Pakistan achieved a current account surplus of $119 million in September 2024, according to data released by the State Bank of Pakistan (SBP) today. This marks the second consecutive month of surplus, following the $29 million surplus recorded in August 2024. The improvement is even more notable when compared to the $218 million deficit posted in September 2023, underscoring the country’s improving external account position.
Strong Cumulative Performance in FY25
On a cumulative basis, the current account deficit for the first three months of FY25 (July-September) shrank significantly to $98 million, marking a 92.1% improvement compared to the $1.24 billion deficit recorded during the same period in FY24. This reduction in the deficit highlights Pakistan’s growing efforts to strengthen its external balances amid ongoing economic challenges.
Export Growth in September
Pakistan’s export sector performed strongly in September 2024, with total exports rising by 10.1% to $3.3 billioncompared to $3 billion in September 2023. On a month-on-month basis, exports also grew by 6.7%, up from $3.09 billion in August.
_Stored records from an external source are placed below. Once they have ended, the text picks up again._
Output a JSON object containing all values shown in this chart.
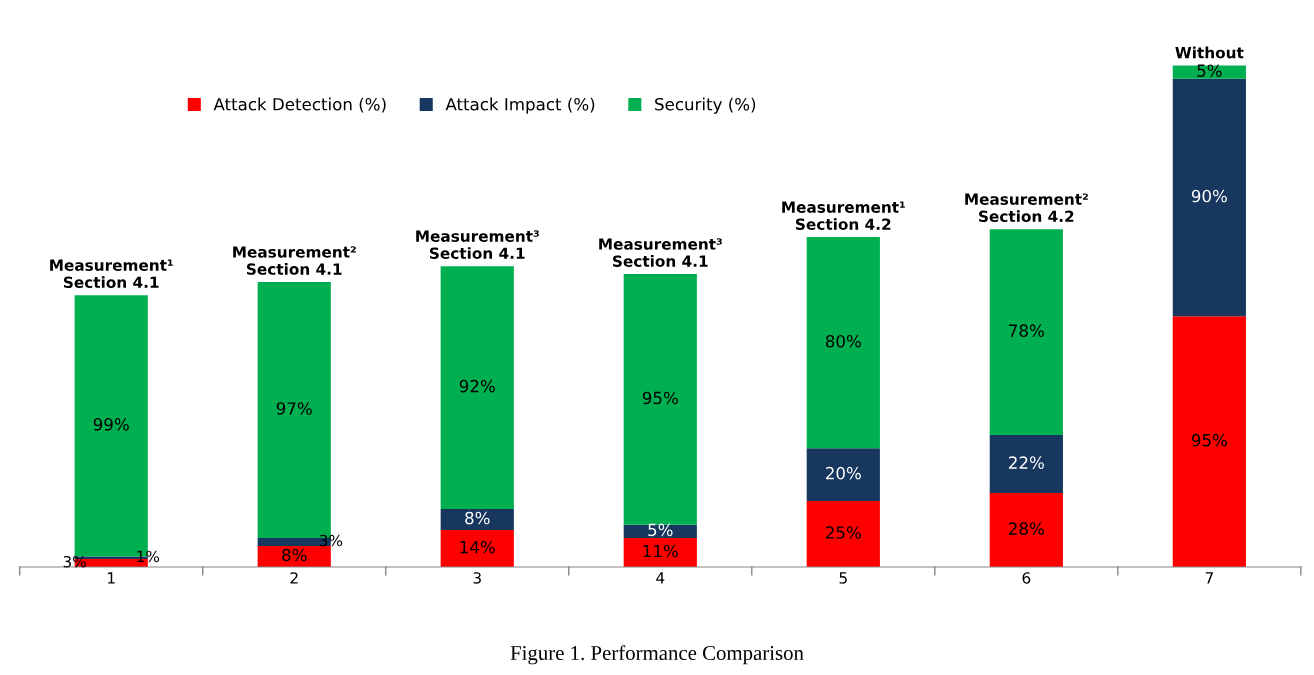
{
  "chart_data": {
    "type": "bar",
    "stacked": true,
    "categories": [
      "1",
      "2",
      "3",
      "4",
      "5",
      "6",
      "7"
    ],
    "series": [
      {
        "name": "Attack Detection (%)",
        "color": "#ff0000",
        "values": [
          3,
          8,
          14,
          11,
          25,
          28,
          95
        ],
        "value_labels": [
          "3%",
          "8%",
          "14%",
          "11%",
          "25%",
          "28%",
          "95%"
        ]
      },
      {
        "name": "Attack Impact (%)",
        "color": "#17375e",
        "values": [
          1,
          3,
          8,
          5,
          20,
          22,
          90
        ],
        "value_labels": [
          "1%",
          "3%",
          "8%",
          "5%",
          "20%",
          "22%",
          "90%"
        ]
      },
      {
        "name": "Security (%)",
        "color": "#00b050",
        "values": [
          99,
          97,
          92,
          95,
          80,
          78,
          5
        ],
        "value_labels": [
          "99%",
          "97%",
          "92%",
          "95%",
          "80%",
          "78%",
          "5%"
        ]
      }
    ],
    "tick_labels": "x",
    "grid": false,
    "legend": "top left",
    "annotations": [
      {
        "text": "Measurement¹\nSection 4.1",
        "x": "1",
        "y": 103
      },
      {
        "text": "Measurement²\nSection 4.1",
        "x": "2",
        "y": 108
      },
      {
        "text": "Measurement³\nSection 4.1",
        "x": "3",
        "y": 114
      },
      {
        "text": "Measurement³\nSection 4.1",
        "x": "4",
        "y": 111
      },
      {
        "text": "Measurement¹\nSection 4.2",
        "x": "5",
        "y": 125
      },
      {
        "text": "Measurement²\nSection 4.2",
        "x": "6",
        "y": 128
      },
      {
        "text": "Without",
        "x": "7",
        "y": 190
      },
      "Figure 1. Performance Comparison"
    ]
  }
}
The increase in exports reflects improved demand for Pakistani goods in international markets, despite global economic uncertainties.
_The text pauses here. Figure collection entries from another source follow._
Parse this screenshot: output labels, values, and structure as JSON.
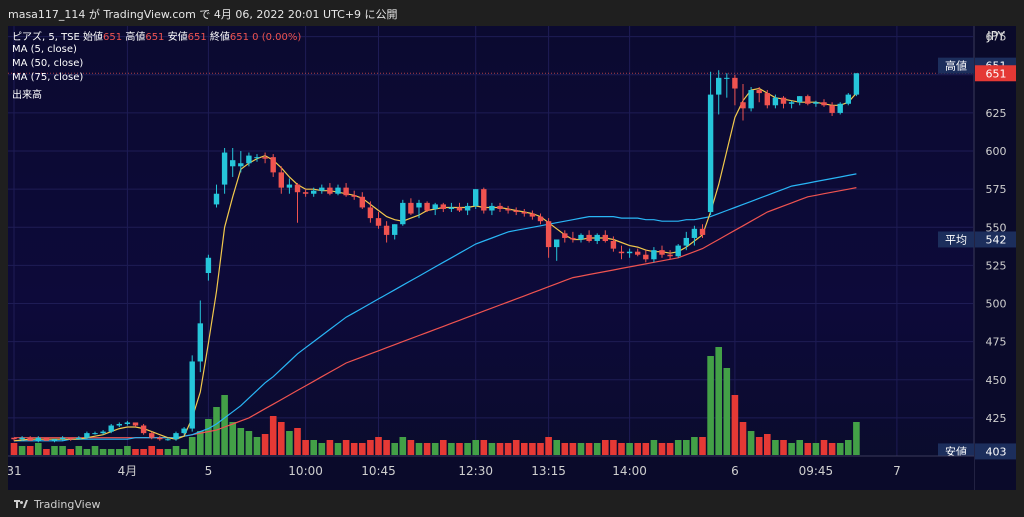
{
  "header": {
    "title": "masa117_114 が TradingView.com で 4月 06, 2022 20:01 UTC+9 に公開"
  },
  "legend": {
    "symbol": "ピアズ, 5, TSE",
    "open_label": "始値",
    "open_value": "651",
    "high_label": "高値",
    "high_value": "651",
    "low_label": "安値",
    "low_value": "651",
    "close_label": "終値",
    "close_value": "651",
    "change": "0 (0.00%)",
    "ma5": "MA (5, close)",
    "ma50": "MA (50, close)",
    "ma75": "MA (75, close)",
    "volume": "出来高"
  },
  "footer": {
    "brand": "TradingView"
  },
  "colors": {
    "up": "#26c6da",
    "down": "#ef5350",
    "ma5": "#f2c94c",
    "ma50": "#29b6f6",
    "ma75": "#ef5350",
    "vol_up": "#43a047",
    "vol_down": "#e53935",
    "label_bg": "#1c2e5c"
  },
  "chart_data": {
    "type": "candlestick",
    "currency": "JPY",
    "y_ticks": [
      675,
      650,
      625,
      600,
      575,
      550,
      525,
      500,
      475,
      450,
      425
    ],
    "ylim": [
      400,
      682
    ],
    "x_ticks": [
      {
        "label": "31",
        "i": 0
      },
      {
        "label": "4月",
        "i": 14
      },
      {
        "label": "5",
        "i": 24
      },
      {
        "label": "10:00",
        "i": 36
      },
      {
        "label": "10:45",
        "i": 45
      },
      {
        "label": "12:30",
        "i": 57
      },
      {
        "label": "13:15",
        "i": 66
      },
      {
        "label": "14:00",
        "i": 76
      },
      {
        "label": "6",
        "i": 89
      },
      {
        "label": "09:45",
        "i": 99
      },
      {
        "label": "7",
        "i": 109
      }
    ],
    "price_labels": [
      {
        "name": "高値",
        "value": "651",
        "price": 656
      },
      {
        "name": "",
        "value": "651",
        "price": 651
      },
      {
        "name": "平均",
        "value": "542",
        "price": 542
      },
      {
        "name": "安値",
        "value": "403",
        "price": 403
      }
    ],
    "candles": [
      [
        412,
        411,
        410,
        411
      ],
      [
        411,
        413,
        410,
        412
      ],
      [
        412,
        413,
        410,
        410
      ],
      [
        410,
        413,
        409,
        412
      ],
      [
        412,
        412,
        410,
        410
      ],
      [
        410,
        411,
        409,
        411
      ],
      [
        411,
        413,
        410,
        412
      ],
      [
        412,
        412,
        410,
        411
      ],
      [
        411,
        413,
        411,
        412
      ],
      [
        412,
        416,
        411,
        415
      ],
      [
        415,
        416,
        414,
        415
      ],
      [
        415,
        417,
        414,
        416
      ],
      [
        416,
        421,
        415,
        420
      ],
      [
        420,
        422,
        419,
        421
      ],
      [
        421,
        423,
        420,
        422
      ],
      [
        422,
        422,
        419,
        420
      ],
      [
        420,
        421,
        414,
        415
      ],
      [
        415,
        416,
        411,
        412
      ],
      [
        412,
        413,
        410,
        411
      ],
      [
        411,
        412,
        410,
        411
      ],
      [
        411,
        416,
        410,
        415
      ],
      [
        415,
        419,
        414,
        418
      ],
      [
        418,
        466,
        416,
        462
      ],
      [
        462,
        502,
        455,
        487
      ],
      [
        520,
        532,
        515,
        530
      ],
      [
        565,
        578,
        563,
        572
      ],
      [
        578,
        602,
        572,
        599
      ],
      [
        590,
        602,
        583,
        594
      ],
      [
        590,
        600,
        586,
        592
      ],
      [
        592,
        599,
        590,
        597
      ],
      [
        596,
        598,
        593,
        596
      ],
      [
        596,
        599,
        592,
        595
      ],
      [
        596,
        598,
        583,
        586
      ],
      [
        586,
        590,
        572,
        576
      ],
      [
        576,
        582,
        572,
        578
      ],
      [
        578,
        579,
        553,
        573
      ],
      [
        573,
        575,
        570,
        572
      ],
      [
        572,
        576,
        570,
        574
      ],
      [
        574,
        578,
        572,
        576
      ],
      [
        576,
        579,
        571,
        572
      ],
      [
        572,
        578,
        571,
        576
      ],
      [
        576,
        579,
        570,
        571
      ],
      [
        571,
        574,
        568,
        570
      ],
      [
        570,
        573,
        562,
        563
      ],
      [
        563,
        567,
        553,
        556
      ],
      [
        556,
        560,
        549,
        551
      ],
      [
        551,
        554,
        540,
        545
      ],
      [
        545,
        552,
        542,
        552
      ],
      [
        552,
        568,
        551,
        566
      ],
      [
        566,
        569,
        558,
        559
      ],
      [
        563,
        568,
        556,
        566
      ],
      [
        566,
        567,
        560,
        561
      ],
      [
        562,
        566,
        558,
        565
      ],
      [
        565,
        566,
        560,
        562
      ],
      [
        562,
        566,
        560,
        563
      ],
      [
        563,
        566,
        560,
        561
      ],
      [
        561,
        566,
        558,
        564
      ],
      [
        564,
        575,
        562,
        575
      ],
      [
        575,
        576,
        559,
        561
      ],
      [
        561,
        566,
        558,
        564
      ],
      [
        564,
        566,
        560,
        562
      ],
      [
        562,
        564,
        559,
        561
      ],
      [
        561,
        563,
        558,
        560
      ],
      [
        560,
        562,
        557,
        559
      ],
      [
        559,
        561,
        555,
        557
      ],
      [
        557,
        559,
        552,
        554
      ],
      [
        554,
        556,
        530,
        537
      ],
      [
        537,
        540,
        528,
        542
      ],
      [
        546,
        548,
        540,
        543
      ],
      [
        543,
        547,
        540,
        542
      ],
      [
        542,
        546,
        540,
        545
      ],
      [
        545,
        548,
        540,
        541
      ],
      [
        541,
        546,
        539,
        545
      ],
      [
        545,
        548,
        540,
        541
      ],
      [
        541,
        544,
        534,
        536
      ],
      [
        534,
        538,
        529,
        533
      ],
      [
        533,
        536,
        530,
        534
      ],
      [
        534,
        536,
        531,
        532
      ],
      [
        532,
        535,
        527,
        529
      ],
      [
        529,
        537,
        527,
        535
      ],
      [
        535,
        538,
        530,
        532
      ],
      [
        532,
        535,
        529,
        531
      ],
      [
        531,
        539,
        530,
        538
      ],
      [
        538,
        547,
        535,
        543
      ],
      [
        543,
        551,
        538,
        549
      ],
      [
        549,
        552,
        543,
        545
      ],
      [
        560,
        652,
        558,
        637
      ],
      [
        637,
        653,
        624,
        648
      ],
      [
        648,
        651,
        635,
        648
      ],
      [
        648,
        650,
        630,
        641
      ],
      [
        632,
        644,
        620,
        628
      ],
      [
        628,
        642,
        626,
        640
      ],
      [
        640,
        642,
        632,
        638
      ],
      [
        638,
        640,
        628,
        630
      ],
      [
        630,
        637,
        628,
        635
      ],
      [
        635,
        636,
        628,
        631
      ],
      [
        631,
        633,
        628,
        632
      ],
      [
        632,
        636,
        630,
        636
      ],
      [
        636,
        637,
        630,
        631
      ],
      [
        631,
        633,
        629,
        632
      ],
      [
        632,
        634,
        629,
        630
      ],
      [
        630,
        632,
        623,
        625
      ],
      [
        625,
        632,
        624,
        631
      ],
      [
        631,
        638,
        630,
        637
      ],
      [
        637,
        651,
        636,
        651
      ]
    ],
    "volumes": [
      4,
      3,
      3,
      4,
      2,
      3,
      3,
      2,
      3,
      2,
      3,
      2,
      2,
      2,
      3,
      2,
      2,
      3,
      2,
      2,
      3,
      2,
      6,
      8,
      12,
      16,
      20,
      11,
      9,
      8,
      6,
      7,
      13,
      11,
      8,
      9,
      5,
      5,
      4,
      5,
      4,
      5,
      4,
      4,
      5,
      6,
      5,
      4,
      6,
      5,
      4,
      4,
      4,
      5,
      4,
      4,
      4,
      5,
      5,
      4,
      4,
      4,
      5,
      4,
      4,
      4,
      6,
      5,
      4,
      4,
      4,
      4,
      4,
      5,
      5,
      4,
      4,
      4,
      4,
      5,
      4,
      4,
      5,
      5,
      6,
      6,
      33,
      36,
      29,
      20,
      11,
      8,
      6,
      7,
      5,
      5,
      4,
      5,
      4,
      4,
      5,
      4,
      4,
      5,
      11
    ],
    "ma5": [
      410,
      410.5,
      411,
      411,
      411,
      411,
      411,
      411,
      411,
      412,
      413,
      414,
      416,
      418,
      419,
      419,
      418,
      416,
      414,
      412,
      411,
      413,
      425,
      442,
      474,
      508,
      550,
      570,
      588,
      592,
      595,
      597,
      594,
      589,
      583,
      578,
      575,
      575,
      574,
      574,
      573,
      572,
      571,
      569,
      565,
      561,
      557,
      555,
      554,
      556,
      558,
      561,
      562,
      563,
      563,
      563,
      563,
      564,
      563,
      563,
      563,
      562,
      561,
      560,
      559,
      557,
      553,
      549,
      545,
      542,
      542,
      543,
      543,
      543,
      542,
      540,
      538,
      537,
      535,
      534,
      534,
      533,
      534,
      537,
      541,
      545,
      560,
      578,
      600,
      622,
      633,
      640,
      641,
      638,
      635,
      634,
      633,
      632,
      632,
      632,
      631,
      630,
      630,
      632,
      638
    ],
    "ma50": [
      410,
      410,
      410,
      410,
      410,
      410,
      410,
      411,
      411,
      411,
      411,
      411,
      411,
      411,
      411,
      412,
      412,
      412,
      412,
      412,
      412,
      413,
      414,
      416,
      418,
      421,
      425,
      429,
      433,
      438,
      443,
      448,
      452,
      457,
      462,
      467,
      471,
      475,
      479,
      483,
      487,
      491,
      494,
      497,
      500,
      503,
      506,
      509,
      512,
      515,
      518,
      521,
      524,
      527,
      530,
      533,
      536,
      539,
      541,
      543,
      545,
      547,
      548,
      549,
      550,
      551,
      552,
      553,
      554,
      555,
      556,
      557,
      557,
      557,
      557,
      556,
      556,
      556,
      555,
      555,
      554,
      554,
      554,
      555,
      555,
      556,
      557,
      559,
      561,
      563,
      565,
      567,
      569,
      571,
      573,
      575,
      577,
      578,
      579,
      580,
      581,
      582,
      583,
      584,
      585
    ],
    "ma75": [
      412,
      412,
      412,
      412,
      412,
      412,
      412,
      412,
      412,
      412,
      412,
      412,
      412,
      412,
      412,
      412,
      412,
      412,
      412,
      412,
      412,
      413,
      414,
      415,
      416,
      417,
      419,
      421,
      423,
      425,
      428,
      431,
      434,
      437,
      440,
      443,
      446,
      449,
      452,
      455,
      458,
      461,
      463,
      465,
      467,
      469,
      471,
      473,
      475,
      477,
      479,
      481,
      483,
      485,
      487,
      489,
      491,
      493,
      495,
      497,
      499,
      501,
      503,
      505,
      507,
      509,
      511,
      513,
      515,
      517,
      518,
      519,
      520,
      521,
      522,
      523,
      524,
      525,
      526,
      527,
      528,
      529,
      530,
      532,
      534,
      536,
      539,
      542,
      545,
      548,
      551,
      554,
      557,
      560,
      562,
      564,
      566,
      568,
      570,
      571,
      572,
      573,
      574,
      575,
      576
    ]
  }
}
Import Rise and Trade Deficit
However, total imports also increased, rising by 15.0% to $5.57 billion in September 2024, compared to $4.85 billion in the same month last year. On a month-on-month basis, imports slightly declined by 0.6% from August’s figure. As a result of these trends, Pakistan’s trade deficit in goods and services widened by 22.9% year-on-year to $2.27 billion. Nonetheless, on a monthly basis, the trade deficit narrowed by 9.6%, suggesting some progress in curbing import levels.
Trade Deficit Worsens Cumulatively in FY25
In the first three months of FY25, the trade deficit worsened by 19.1%, rising to $7.42 billion compared to $6.23 billionduring the same period last fiscal year. While exports during this period grew by 7.4% to $9.4 billion, imports surged by 12.3% to $16.83 billion, widening the trade gap.
Surge in Workers’ Remittances
A major bright spot in Pakistan’s external account was the surge in workers’ remittances. In September 2024, remittances increased by 29.0%, reaching $2.85 billion, compared to $2.21 billion in September 2023. However, on a month-on-month basis, remittances decreased by 3.2%, down from $2.94 billion in August.
Cumulatively, remittances in the first three months of FY25 reached $8.79 billion, representing a substantial 38.8% increase over the $6.33 billion recorded during the same period in FY24. This robust growth in remittances has played a key role in offsetting the impact of the trade deficit on the overall current account balance.
Outlook
Pakistan’s strong performance in the current account, particularly driven by higher remittances and export growth, signals a positive trend for the country’s external finances. However, the rising import bill and widening trade deficit remain challenges that policymakers will need to address. With the global economic environment still uncertain, continued focus on export promotion and controlling imports will be crucial for sustaining the improvement in Pakistan’s external balances.